Buscar
  • Canal DownTV VENEZUELA

CONSIDERACIONES SOBRE EL IMPACTO EMOCIONAL DEL CONFINAMIENTO EN LAS PERSONAS CON SINDROME DE DOWN

Actualizado: may 10

Abril, 2020

Dolores Torres

Psicóloga del Servicio de Atención Terapéutica Fundación Catalana Síndrome de Down

A estas alturas todos somos conocedores de que la cuarentena (o el confinamiento) es una medida preventiva de salud pública que se aplica para prevenir la propagación de una enfermedad infecciosa y que en consecuencia está alterando nuestro día a día.

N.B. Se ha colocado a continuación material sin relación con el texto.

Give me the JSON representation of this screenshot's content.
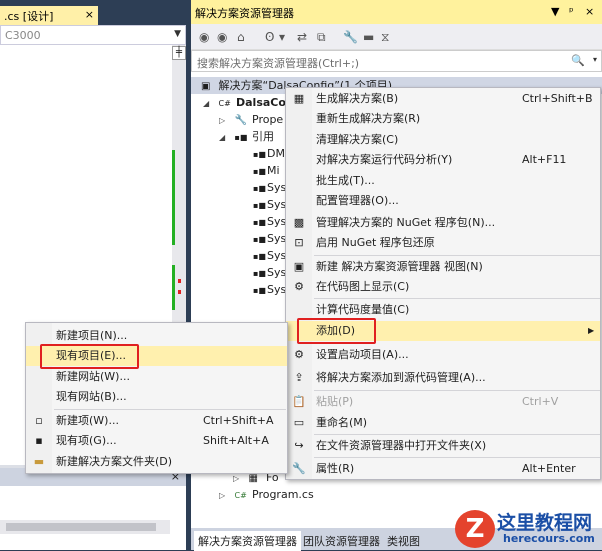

Lo que todavía no sabemos, sin embargo, es cuál será su impacto psicológico sobre la población y en especial sobre la población de los niños y jóvenes con síndrome de Down

.

Desde la perspectiva psicológica debemos tener en cuenta como punto de partida que no todas las personas perciben la situación en la que estamos inmersos de la misma manera. Además, en el caso de las personas con síndrome de Down, la discapacidad coloca a la persona en una situación de mayor vulnerabilidad ante el miedo y la ansiedad que nos genera esta situación incierta y desconocida.


Ante una circunstancia como la que estamos viviendo estos días se nos despiertan reacciones emocionales como la ansiedad, el miedo, la tristeza, la ira ... que tienen una función adaptativa a una experiencia completamente nueva como es el confinamiento.

Así pues, cualquier forma de expresión de nerviosismo, inquietud y espanto en la situación actual del debemos interpretar de entrada desde la perspectiva adaptativa, es decir, totalmente "normal" en relación al momento que estamos viviendo.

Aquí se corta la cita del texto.